Waktu kian berlalu, pendaftaran Perguruan Tinggi sudah memasuki fase penetapan peserta didik baru. Dari sekian Perguruan Tinggi yang Toni daftar mulai dari Semarang, Yogyakarta, Bandung, dan Jakarta tidak ada satupun yang menerimanya baik pendaftaran online sampai dengan tes langsung. Padahal Toni sudah berdoa dan berusaha semaksimal mungkin sampai Ia jatuh sakit bukan karena tidak lolos melainkan karena kehabisan tenaga. Ia bolak-balik dari kota satu ke kota lain demi sebuah cita-cita. Sangat bersyukur Perguruan Tinggi yang ada di kotanya malah menerimanya padahal itu bukan target utama. Padahal si Toni ingin kuliah diluar kota ambil bidikmisi agar tidak banyak membebani orang tuanya. Namun nasib berkata lain.

Perguruan Tinggi Keagamaan Islam adalah kampus yang jadi tempat berlabuh si Toni. Karena kampus inilah yang menjadi alasan terakhir agar bisa melanjutkan proses studinya. “Daripada tidak kuliah” kalimat yang biasa Toni lontarkan kepada siapapun yang mempertanyakannya. Seringkali teman-temannya merasa bingung karena jurusan yang diambil oleh Toni tidak sesuai dengan bidang yang disukainya. Ia suka olahraga dan sejak di  sekolah Ia sering menjuarai berbagai macam kejuaraan salah satunya adalah sepak bola karena merupakan olahraga yang disukainya.

Suatu waktu Toni bertemu dengan Khilan di rumahnya. Seperti yang dikatakan oleh teman seperjuangannya. Seorang teman yang paling disukai dan juga sekaligus dibenci. Khilan adalah teman dikala sedang bahagia merapat dan dikala sedih Ia mengumpat.

Gak ada kampus lain apa Ton?” lagaknya sombong karena sudah masuk di salah satu Perguruan Tinggi ternama.

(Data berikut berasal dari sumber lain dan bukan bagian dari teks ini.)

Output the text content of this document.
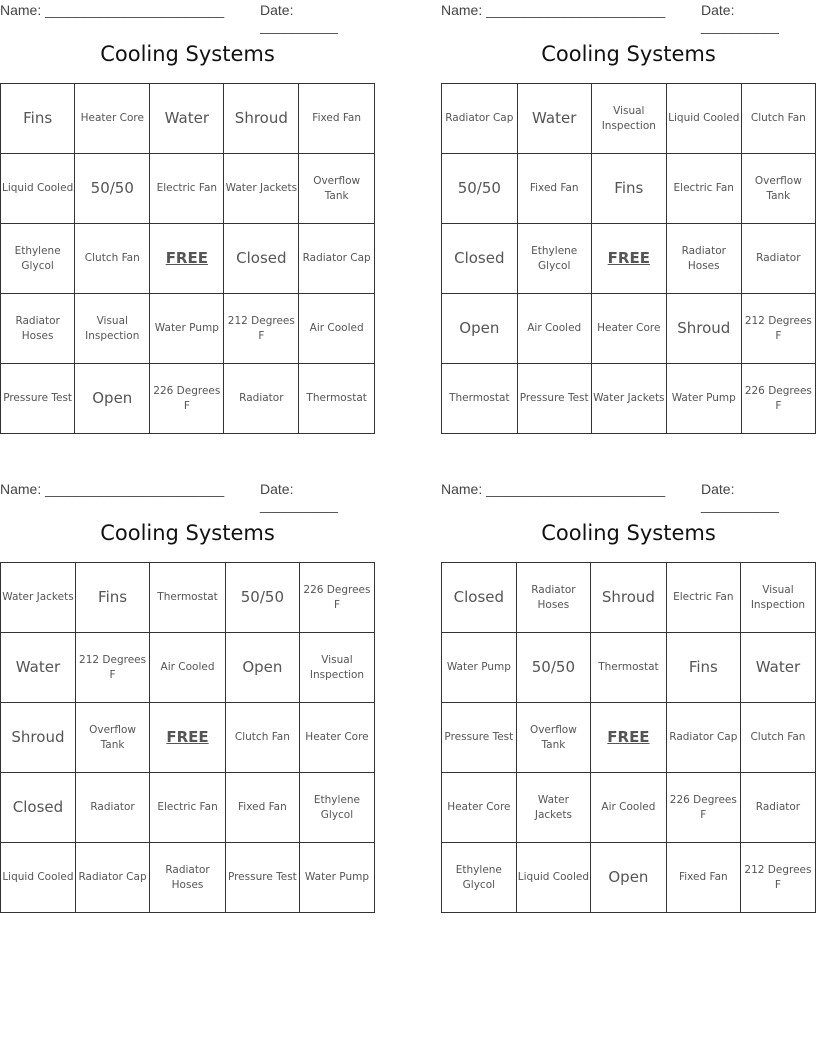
Name: _______________________	Date: __________
Cooling Systems
Fins	Heater Core	Water	Shroud	Fixed Fan
Liquid Cooled	50/50	Electric Fan	Water Jackets	Overflow Tank
Ethylene Glycol	Clutch Fan	FREE	Closed	Radiator Cap
Radiator Hoses	Visual Inspection	Water Pump	212 Degrees F	Air Cooled
Pressure Test	Open	226 Degrees F	Radiator	Thermostat
Name: _______________________	Date: __________
Cooling Systems
Radiator Cap	Water	Visual Inspection	Liquid Cooled	Clutch Fan
50/50	Fixed Fan	Fins	Electric Fan	Overflow Tank
Closed	Ethylene Glycol	FREE	Radiator Hoses	Radiator
Open	Air Cooled	Heater Core	Shroud	212 Degrees F
Thermostat	Pressure Test	Water Jackets	Water Pump	226 Degrees F
Name: _______________________	Date: __________
Cooling Systems
Water Jackets	Fins	Thermostat	50/50	226 Degrees F
Water	212 Degrees F	Air Cooled	Open	Visual Inspection
Shroud	Overflow Tank	FREE	Clutch Fan	Heater Core
Closed	Radiator	Electric Fan	Fixed Fan	Ethylene Glycol
Liquid Cooled	Radiator Cap	Radiator Hoses	Pressure Test	Water Pump
Name: _______________________	Date: __________
Cooling Systems
Closed	Radiator Hoses	Shroud	Electric Fan	Visual Inspection
Water Pump	50/50	Thermostat	Fins	Water
Pressure Test	Overflow Tank	FREE	Radiator Cap	Clutch Fan
Heater Core	Water Jackets	Air Cooled	226 Degrees F	Radiator
Ethylene Glycol	Liquid Cooled	Open	Fixed Fan	212 Degrees F
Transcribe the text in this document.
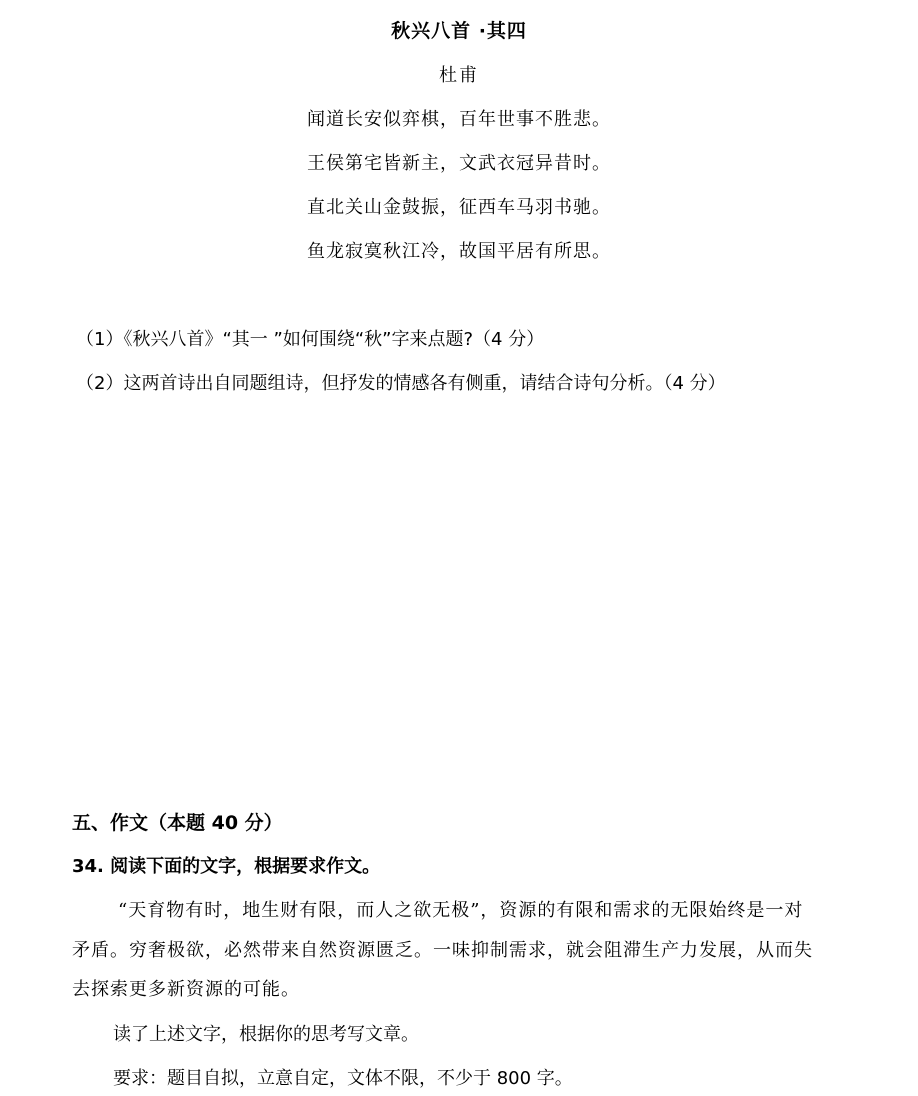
秋兴八首 ·其四
杜甫
闻道长安似弈棋，百年世事不胜悲。
王侯第宅皆新主，文武衣冠异昔时。
直北关山金鼓振，征西车马羽书驰。
鱼龙寂寞秋江冷，故国平居有所思。
（1）《秋兴八首》“其一 ”如何围绕“秋”字来点题?（4 分）
（2）这两首诗出自同题组诗，但抒发的情感各有侧重，请结合诗句分析。（4 分）
五、作文（本题 40 分）
34. 阅读下面的文字，根据要求作文。
“天育物有时，地生财有限，而人之欲无极”，资源的有限和需求的无限始终是一对
矛盾。穷奢极欲，必然带来自然资源匮乏。一味抑制需求，就会阻滞生产力发展，从而失
去探索更多新资源的可能。
读了上述文字，根据你的思考写文章。
要求：题目自拟，立意自定，文体不限，不少于 800 字。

Ya gimana ya Lan, mungkin aku ditakdirkan kuliah di daerah sendiri” sambil terdiam memikirkan masa depannya di kampus.

Itu kan bukan bidangmu, kau mondok di pesantren saja enggak, bagaimana kau tahu soal agama? IAIN kan banyak pelajaran agamanya!” agak merendahkan sambil menatap tajam wajah Toni.

“Bersyukur saja lah, mungkin ini takdirku agar bisa membantu orangtua dirumah dan juga jalanku agar bisa lebih dekat dengan Alloh hehe” kata Toni sambil tertawa dan diikuti Khilan yang tertawa lebih kencang.

Tentang takdir memang tidak ada yang tahu. Karena sukses itu bukan karena Perguruan Tingginya, tapi karena diri sendiri yang mau menempa diri dan berproses ke arah yang lebih baik untuk menggapai sebuah cita-cita. Banyak juga yang lulusan Perguruan Tinggi ternama yang masih menganggur. Karena dunia kerja sekarang sulit, saingannya ketat dan banyak. Kalau tidak  punya orang dalam berarti harus punya uang banyak. Maka dari itu kualitas dari diri sendiri adalah jawabannya.